Hurricaine: The Last Witnesses, Hurricane Pilots Tells the Story of the Fighter than Won the Battle of Britain by Brian Milton. Great book covering Sydney Camm's fighter that was responsible for shooting down more aircraft than the Spitfire during that epic battle. John Ellacombe tells of his stay at a hospital (page 112):


"I went into the hospital after bailing out of my burning Hurricane and when I was recovering in a ward, there was another chap there. I was delighted to find that it was Frank Czajkowski, the Polish pilot who had gone down in the first sortie.

He said, "John they've taken all the mirrors out of the room but I've got a little mirror here. Look at your face, it looks very funny."

They had sprayed tannic acid that forms a great big scab. The doctor and the nurse were furious with me, that Frank had done that. But he was a great character, and had been wounded in the leg and in the shoulder. He used to go off in his wheelchair and he came back one day and said, "John , there's a German ward about three wards away and they've got a lot of German airmen in there. One of them was from the Heinkel you shot down on 24 August. I've been talking to them.

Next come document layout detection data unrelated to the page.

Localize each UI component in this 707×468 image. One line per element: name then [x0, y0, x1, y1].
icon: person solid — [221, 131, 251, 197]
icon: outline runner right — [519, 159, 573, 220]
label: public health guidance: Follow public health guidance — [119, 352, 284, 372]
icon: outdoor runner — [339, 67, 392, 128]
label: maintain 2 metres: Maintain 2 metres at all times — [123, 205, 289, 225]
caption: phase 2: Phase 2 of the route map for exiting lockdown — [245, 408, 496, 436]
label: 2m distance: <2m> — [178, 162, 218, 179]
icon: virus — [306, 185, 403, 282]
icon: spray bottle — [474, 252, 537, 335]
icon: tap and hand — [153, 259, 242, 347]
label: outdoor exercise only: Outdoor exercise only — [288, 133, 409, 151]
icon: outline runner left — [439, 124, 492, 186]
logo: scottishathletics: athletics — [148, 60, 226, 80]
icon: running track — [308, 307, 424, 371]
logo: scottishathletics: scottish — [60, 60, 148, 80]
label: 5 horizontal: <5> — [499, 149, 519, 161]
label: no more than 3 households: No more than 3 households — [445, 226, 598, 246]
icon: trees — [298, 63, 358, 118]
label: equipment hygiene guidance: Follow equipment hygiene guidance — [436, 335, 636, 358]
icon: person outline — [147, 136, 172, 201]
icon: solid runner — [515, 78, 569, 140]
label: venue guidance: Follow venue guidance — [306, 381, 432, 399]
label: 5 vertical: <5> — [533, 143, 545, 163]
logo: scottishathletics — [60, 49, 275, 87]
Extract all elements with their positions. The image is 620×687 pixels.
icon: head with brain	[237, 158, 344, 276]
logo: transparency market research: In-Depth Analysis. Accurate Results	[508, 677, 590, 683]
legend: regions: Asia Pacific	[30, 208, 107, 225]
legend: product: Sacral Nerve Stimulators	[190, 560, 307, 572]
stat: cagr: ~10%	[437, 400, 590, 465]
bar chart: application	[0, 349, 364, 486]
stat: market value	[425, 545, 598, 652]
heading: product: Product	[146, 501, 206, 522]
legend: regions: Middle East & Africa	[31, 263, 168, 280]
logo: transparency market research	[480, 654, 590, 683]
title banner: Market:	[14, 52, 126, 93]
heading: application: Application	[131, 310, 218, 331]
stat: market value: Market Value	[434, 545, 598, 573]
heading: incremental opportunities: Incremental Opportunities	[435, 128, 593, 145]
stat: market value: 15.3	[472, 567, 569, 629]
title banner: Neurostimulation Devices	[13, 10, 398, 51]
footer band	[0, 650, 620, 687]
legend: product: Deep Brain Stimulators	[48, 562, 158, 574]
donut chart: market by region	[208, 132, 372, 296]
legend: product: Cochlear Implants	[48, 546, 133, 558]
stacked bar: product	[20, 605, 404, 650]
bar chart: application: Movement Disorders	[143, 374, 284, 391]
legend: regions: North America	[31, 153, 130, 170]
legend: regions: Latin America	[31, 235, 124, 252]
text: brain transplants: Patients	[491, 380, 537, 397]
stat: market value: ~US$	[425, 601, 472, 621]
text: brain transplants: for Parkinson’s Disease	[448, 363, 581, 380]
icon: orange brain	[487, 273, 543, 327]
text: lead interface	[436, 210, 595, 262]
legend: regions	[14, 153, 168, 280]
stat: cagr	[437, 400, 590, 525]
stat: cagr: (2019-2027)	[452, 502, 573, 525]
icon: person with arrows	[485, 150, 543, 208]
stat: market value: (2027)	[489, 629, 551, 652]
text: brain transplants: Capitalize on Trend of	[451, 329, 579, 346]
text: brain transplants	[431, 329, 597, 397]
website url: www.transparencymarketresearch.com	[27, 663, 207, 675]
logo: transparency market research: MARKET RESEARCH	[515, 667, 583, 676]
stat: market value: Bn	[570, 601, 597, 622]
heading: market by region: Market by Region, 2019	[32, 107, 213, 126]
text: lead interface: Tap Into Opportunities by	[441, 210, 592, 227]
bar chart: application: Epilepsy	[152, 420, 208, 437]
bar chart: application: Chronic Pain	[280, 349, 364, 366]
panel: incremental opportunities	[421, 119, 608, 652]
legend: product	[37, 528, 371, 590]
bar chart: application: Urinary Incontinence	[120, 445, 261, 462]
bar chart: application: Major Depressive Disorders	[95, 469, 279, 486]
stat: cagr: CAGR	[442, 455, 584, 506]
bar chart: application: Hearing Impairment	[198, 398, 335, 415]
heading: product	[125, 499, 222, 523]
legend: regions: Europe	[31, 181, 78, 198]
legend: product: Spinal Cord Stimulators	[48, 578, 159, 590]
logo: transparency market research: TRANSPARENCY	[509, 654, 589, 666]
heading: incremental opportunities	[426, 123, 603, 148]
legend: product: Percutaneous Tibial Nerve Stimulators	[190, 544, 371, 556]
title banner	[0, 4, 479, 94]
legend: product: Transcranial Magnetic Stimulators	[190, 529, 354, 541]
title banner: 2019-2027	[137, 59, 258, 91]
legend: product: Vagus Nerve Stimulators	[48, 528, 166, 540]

Then the young doctor came in and he said, "Look, I speak fluent German. Keep Czajkowski out of my ward. He' telling them we're going to get them better and then interrogate them and shoot them - and they're not getting better."

So Frank was not allowed to go in there any more."
 
Hey! Will you take a line?

FDR was secreted away on the cruiser Augusta to Argentia where he would meet for a few days with Prime Minister Winston Churchill. At Argentia was the British Battleship Prince of Wales.

"President Roosevelt was transported from the Augusta to the Prince of Wales in U. S. destroyer McDougal, whose bow was level with the Augusta's main deck and the British battleship's stern. It was a ticklish performance. When the destroyer made a Chinese landing (bow to stern) on the Prince, the British crew was drawn up at attention along the rail, Mr. Churchill alone being on the fantail to receive the President. A chief boatswain's mate of McDougal hailed the Premier with "Hey! Will you take a line?" Mr. Churchill replied, "Certainly" and not only caught the line but hauled it most of the way in before British tars came to his assistant."

The boatswain's mate was truly American and Churchill humble enough to oblige him./images/smilies/smiley_abused.gif Incident is from the footnote on page 70 of Samuel Eliot Morrison's The History United States Naval Operations in World War II: The Battle of the Atlantic, 1939-1943. Vol 1.